La Maison Richard a donc eu le nez creux. Le premier distributeur de vins pour le CHR en Ile-de-France a racheté en mars le second réseau de France de cavistes indépendants Inter Caves. Un réseau de 160 points de vente -la plupart en franchise- principalement établis en province. Ce qui ne contrariera donc pas les clients professionnels parisiens et franciliens. Richard avait déjà commencé à s’ouvrir au marché des particuliers en ouvrant à l’été 2008 l’Annexe dans le 7ème arrondissement.

Cavejgo

Corinne Richard

Corinne Richard

Cette reprise d’Inter Caves par la Maison Richard n’est pas sans rappeler le développement par le distributeur de boissons C10 de son réseau de cavistes « Comptoirs des Vignes » (100 magasins dans toute la France sous enseigne  ou sous enseigne locale). Et de fait, face à ces réseaux intégrés, les cavistes indépendants ne représenteraient plus que 40%. Alors comme les libraires indépendants, le petit caviste indépendant est-il condamné ?

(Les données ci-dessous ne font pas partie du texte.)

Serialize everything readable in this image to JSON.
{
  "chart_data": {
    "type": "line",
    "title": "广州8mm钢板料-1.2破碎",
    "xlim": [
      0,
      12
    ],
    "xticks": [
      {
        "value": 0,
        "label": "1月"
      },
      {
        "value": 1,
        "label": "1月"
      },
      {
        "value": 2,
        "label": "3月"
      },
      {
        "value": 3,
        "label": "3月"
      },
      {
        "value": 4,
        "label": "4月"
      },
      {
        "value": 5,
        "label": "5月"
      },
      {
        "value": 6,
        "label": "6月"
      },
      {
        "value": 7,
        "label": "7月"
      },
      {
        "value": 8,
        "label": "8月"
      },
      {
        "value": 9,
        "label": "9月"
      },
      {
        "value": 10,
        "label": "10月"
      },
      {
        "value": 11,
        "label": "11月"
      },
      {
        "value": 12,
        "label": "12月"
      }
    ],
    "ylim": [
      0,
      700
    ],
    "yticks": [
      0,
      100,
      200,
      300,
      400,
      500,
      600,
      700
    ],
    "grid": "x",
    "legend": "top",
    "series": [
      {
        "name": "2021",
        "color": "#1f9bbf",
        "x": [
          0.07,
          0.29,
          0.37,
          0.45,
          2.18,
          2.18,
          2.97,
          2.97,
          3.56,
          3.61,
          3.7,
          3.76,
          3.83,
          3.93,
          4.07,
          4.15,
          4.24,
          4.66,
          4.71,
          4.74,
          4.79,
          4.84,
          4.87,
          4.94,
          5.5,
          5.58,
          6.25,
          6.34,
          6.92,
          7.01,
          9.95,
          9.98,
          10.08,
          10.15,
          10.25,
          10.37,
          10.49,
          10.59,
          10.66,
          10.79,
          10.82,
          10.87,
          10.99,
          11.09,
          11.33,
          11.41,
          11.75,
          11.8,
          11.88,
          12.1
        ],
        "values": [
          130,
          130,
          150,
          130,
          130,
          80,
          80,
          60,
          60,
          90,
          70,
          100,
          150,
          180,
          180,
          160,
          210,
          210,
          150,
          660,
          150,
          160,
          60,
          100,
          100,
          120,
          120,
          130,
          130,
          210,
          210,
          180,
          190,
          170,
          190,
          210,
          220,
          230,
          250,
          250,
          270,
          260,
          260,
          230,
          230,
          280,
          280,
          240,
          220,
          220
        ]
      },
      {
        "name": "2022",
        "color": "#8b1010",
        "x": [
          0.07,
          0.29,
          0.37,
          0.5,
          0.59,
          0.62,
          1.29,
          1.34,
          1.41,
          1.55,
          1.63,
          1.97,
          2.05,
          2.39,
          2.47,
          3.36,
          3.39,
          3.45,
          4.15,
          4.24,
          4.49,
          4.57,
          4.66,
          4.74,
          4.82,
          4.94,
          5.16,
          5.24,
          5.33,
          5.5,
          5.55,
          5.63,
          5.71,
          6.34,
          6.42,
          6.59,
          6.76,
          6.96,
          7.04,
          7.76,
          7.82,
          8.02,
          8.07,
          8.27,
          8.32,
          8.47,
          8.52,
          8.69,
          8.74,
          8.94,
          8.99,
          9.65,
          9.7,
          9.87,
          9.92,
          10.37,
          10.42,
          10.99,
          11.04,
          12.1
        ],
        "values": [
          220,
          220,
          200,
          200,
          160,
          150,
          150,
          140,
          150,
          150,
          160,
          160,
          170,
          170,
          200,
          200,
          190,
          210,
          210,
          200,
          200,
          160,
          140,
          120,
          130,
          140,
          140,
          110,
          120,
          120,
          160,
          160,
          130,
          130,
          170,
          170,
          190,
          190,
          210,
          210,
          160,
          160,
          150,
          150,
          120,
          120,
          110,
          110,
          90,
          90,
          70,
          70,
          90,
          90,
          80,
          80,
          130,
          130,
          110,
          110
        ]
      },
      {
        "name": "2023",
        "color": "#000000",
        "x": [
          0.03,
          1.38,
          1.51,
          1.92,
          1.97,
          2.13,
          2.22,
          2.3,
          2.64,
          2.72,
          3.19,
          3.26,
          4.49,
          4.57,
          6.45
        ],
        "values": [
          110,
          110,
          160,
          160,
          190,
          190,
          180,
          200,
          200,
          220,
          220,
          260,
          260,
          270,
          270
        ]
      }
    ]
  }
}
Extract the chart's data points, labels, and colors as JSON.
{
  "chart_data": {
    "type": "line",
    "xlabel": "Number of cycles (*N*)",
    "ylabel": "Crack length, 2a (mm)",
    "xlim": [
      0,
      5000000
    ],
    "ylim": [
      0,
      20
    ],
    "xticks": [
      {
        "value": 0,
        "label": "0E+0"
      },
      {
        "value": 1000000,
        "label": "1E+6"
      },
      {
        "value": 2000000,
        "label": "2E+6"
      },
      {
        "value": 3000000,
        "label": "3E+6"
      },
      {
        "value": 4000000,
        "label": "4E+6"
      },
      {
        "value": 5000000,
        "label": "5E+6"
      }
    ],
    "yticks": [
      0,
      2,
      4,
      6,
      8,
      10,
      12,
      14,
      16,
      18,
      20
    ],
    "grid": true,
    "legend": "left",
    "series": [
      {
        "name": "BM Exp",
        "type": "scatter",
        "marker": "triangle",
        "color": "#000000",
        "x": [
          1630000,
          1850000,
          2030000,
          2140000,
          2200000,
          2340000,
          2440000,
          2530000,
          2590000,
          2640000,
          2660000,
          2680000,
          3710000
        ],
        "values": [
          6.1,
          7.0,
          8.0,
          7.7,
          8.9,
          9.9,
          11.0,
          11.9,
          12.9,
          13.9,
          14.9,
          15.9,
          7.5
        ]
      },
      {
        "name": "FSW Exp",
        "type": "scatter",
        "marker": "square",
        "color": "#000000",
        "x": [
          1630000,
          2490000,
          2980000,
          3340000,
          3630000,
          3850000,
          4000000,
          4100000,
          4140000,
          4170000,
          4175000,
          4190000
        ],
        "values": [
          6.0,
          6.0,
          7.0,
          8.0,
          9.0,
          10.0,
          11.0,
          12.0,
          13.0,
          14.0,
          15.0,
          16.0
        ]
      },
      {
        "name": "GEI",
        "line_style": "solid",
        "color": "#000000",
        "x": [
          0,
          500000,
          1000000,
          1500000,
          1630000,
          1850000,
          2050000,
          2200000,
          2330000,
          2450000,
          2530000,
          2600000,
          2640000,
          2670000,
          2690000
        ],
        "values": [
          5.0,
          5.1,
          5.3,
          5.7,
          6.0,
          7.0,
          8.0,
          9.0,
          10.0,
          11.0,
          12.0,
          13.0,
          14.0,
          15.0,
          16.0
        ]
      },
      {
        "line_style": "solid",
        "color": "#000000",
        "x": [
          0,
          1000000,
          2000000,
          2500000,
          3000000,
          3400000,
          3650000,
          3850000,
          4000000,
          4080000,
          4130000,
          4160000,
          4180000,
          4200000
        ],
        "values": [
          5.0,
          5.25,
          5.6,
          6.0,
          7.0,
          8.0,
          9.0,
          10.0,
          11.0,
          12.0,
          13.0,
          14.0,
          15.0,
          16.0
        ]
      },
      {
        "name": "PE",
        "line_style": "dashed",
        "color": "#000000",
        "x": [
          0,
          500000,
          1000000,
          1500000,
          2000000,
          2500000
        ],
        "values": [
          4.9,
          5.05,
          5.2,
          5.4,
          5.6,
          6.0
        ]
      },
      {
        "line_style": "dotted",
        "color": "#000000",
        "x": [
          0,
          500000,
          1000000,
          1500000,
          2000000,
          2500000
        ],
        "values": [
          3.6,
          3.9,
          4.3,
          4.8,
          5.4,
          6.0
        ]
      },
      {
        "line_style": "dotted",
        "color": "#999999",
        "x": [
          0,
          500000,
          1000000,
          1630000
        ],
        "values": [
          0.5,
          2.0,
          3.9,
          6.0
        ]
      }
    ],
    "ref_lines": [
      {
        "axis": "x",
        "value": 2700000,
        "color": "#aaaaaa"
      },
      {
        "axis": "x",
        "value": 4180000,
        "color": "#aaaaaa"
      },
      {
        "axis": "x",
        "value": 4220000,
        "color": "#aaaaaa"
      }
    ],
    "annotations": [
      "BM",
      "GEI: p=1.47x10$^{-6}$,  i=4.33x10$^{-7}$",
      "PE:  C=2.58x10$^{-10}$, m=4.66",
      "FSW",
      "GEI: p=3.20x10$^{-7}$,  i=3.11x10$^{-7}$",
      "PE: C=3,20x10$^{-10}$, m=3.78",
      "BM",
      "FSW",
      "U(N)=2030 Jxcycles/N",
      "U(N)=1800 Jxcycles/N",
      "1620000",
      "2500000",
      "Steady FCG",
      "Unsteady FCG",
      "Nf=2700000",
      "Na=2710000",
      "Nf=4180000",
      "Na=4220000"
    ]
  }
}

«Ce qui se passe n’est pas bon, ni pour le consommateur, ni pour le vigneron» assure Laurent Fortin, directeur de la coopérative Plaimont dans le Gers. «Car ces réseaux intégrés de cavistes ont la même logique que la grande distribution : faire du volume pour baisser les prix.» Pas question non plus de « plomber » la gestion avec un trop grand nombre de références. «L’heure est donc à la simplification et il y a un sérieux risque de nivellement par le bas» poursuit Laurent Fortin. Nombreux sont ceux qui redoutent que les gros acteurs –type Castel ou Advini- trouvent là des nouveaux débouchés pour des vins standardisés et faciles à boire. Pas sûr en revanche que des vins de paysans du sud-ouest, type madiran ou marcillac ou des vins d’auteurs languedociens puissent trouver dans ces réseaux des vendeurs professionnels capables d’expliquer leur personnalité à des consommateurs curieux.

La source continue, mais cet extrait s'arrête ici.